With the 12 V supply you'll also need the open-collector ULN2003A driver: when off the PNP's leakage current will otherwise cause 10 V to appear on the microcontroler's I/O pins.
Best Answer
Your minimum value will cause a current of 4x the desired average current to flow, while not exceeding the maximum peak current (both constraints must be applied). Since the peak current is less than 4x the average current, that is the limiting constraint.
So 20mA is your maximum average segment current (that's a heck of a lot of current for a modern display unless you require sunlight visibility). That's the display limitation. For reliability, you should not run the LEDs too close to the maximum, and you should take ambient temperature into account.
That means your whole display will take 8 * 4 * 0.02 = 640mA when the display itself is driven to maximum brightness.
Now you need the driving circuit voltage drops and capability to determine the resistor value. If you are driving directly with the 16F648, you will not be able to get anything like 80mA * 7 (or 8 with the decimal point) from the digit driving output. The digit driver has to drive all the segments simultaneously, preferably without changing voltage drop too much, otherwise you'll see an '8' as much dimmer than a '1' or '-'.
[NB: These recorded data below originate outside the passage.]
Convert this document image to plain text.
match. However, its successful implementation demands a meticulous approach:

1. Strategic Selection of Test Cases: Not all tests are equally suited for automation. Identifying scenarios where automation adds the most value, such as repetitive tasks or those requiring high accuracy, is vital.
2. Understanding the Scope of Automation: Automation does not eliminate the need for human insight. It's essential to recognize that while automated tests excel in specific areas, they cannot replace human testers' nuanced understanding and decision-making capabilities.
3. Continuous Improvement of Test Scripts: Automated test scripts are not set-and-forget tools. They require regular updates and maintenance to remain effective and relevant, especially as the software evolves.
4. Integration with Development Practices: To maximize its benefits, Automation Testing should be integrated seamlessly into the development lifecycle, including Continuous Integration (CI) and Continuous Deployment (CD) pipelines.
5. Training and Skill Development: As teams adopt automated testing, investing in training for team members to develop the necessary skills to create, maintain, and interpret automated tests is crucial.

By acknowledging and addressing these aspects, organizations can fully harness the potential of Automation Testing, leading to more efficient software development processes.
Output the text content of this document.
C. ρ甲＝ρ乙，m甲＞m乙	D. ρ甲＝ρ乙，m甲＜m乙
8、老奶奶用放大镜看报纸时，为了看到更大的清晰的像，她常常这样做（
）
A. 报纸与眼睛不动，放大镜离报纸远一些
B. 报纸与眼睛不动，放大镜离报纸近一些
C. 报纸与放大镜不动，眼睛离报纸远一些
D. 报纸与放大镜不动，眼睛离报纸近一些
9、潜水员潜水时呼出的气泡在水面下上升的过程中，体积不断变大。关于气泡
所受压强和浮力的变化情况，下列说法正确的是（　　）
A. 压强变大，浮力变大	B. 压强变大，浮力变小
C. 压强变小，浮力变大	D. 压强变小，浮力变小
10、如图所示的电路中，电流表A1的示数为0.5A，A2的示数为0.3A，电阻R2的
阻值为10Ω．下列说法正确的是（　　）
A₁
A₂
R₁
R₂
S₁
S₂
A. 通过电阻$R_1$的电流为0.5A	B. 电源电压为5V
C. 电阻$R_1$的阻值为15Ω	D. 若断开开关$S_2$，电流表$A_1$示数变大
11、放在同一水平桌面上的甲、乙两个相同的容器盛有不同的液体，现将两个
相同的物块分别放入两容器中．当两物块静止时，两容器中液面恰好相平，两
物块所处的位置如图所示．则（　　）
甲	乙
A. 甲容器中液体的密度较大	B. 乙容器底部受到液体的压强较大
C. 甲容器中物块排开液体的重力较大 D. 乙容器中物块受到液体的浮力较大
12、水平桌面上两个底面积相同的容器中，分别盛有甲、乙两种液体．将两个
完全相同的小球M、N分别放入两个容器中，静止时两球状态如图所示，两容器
If you limit the digit current to 20mA (read the MCU data sheet for port pin limitation and resulting voltage drop) that means you can only have 20mA/8= 2.5mA per segment peak (625uA average), and your resistors work out to about 1.3K, ignoring the driver drops. The whole display draws 20mA or 1/32 of the maximum. The minimum resistor value is just (5V - 1.8V)/0.0025A = 1.28K
If that display brightness is insufficient, you can add digit drivers only (4 of them) and drive the segments with the MCU. There is a maximum current limitation of the entire chip to sink (or source for common cathode) current in the data sheet which will come into play. Probably 150mA or something like that. So if 150mA is correct, you could have 150mA/64 = 4.6mA/segment average tops without adding segment drivers as well as digit drivers. Your display would then draw 150mA maximum (displaying 8.8.8.8.)
Visual brightness is determined by log(average current). Some displays are much brighter than others at the same current. Driving a 4-digit display to acceptable brightness with just resistors and a PIC requires a fairly good display.
Edit: Thank you for adding the schematic. Now it is clear that you have digit drivers and are using a common-cathode display type. Assuming the transistors are properly saturated they should drop perhaps 0.15V. The absolute maximum current sourced by all ports is 200mA so we should stay well away from that. Pick 150mA for the sake of argument. That's 18mA per segment. The output characteristics of the PIC pins when sourcing are not guaranteed above 3mA (8.5mA when sinking). This is parameter D090 in the datasheet. So if you are going to approach the maximum allowable current you will be at the mercy of the PIC variation from unit-to-unit. Not even 'typical' numbers are given. Older PICs sometimes gave the typical curves.. 15mA would drop about a volt, but it's going to be much worse at high temperatures. PICs sink current much better than they source it.
So if you want to stay within guaranteed characteristics for a conservative design you would use 3mA peak (0.75mA average) and the resistor would be (5V - 0.15V - 0.7V - 1.8V)/0.003 = 1.3K. If you want to go into the nether world of typical performance but guaranteed not damaging (it's just a display after all) you could try 15mA peak (3.5mA average) and a resistor of 130 ohms. The worst-case current should still be less than 20mA.
It would be better to switch to a common anode display and use PNP transistors as digit drivers.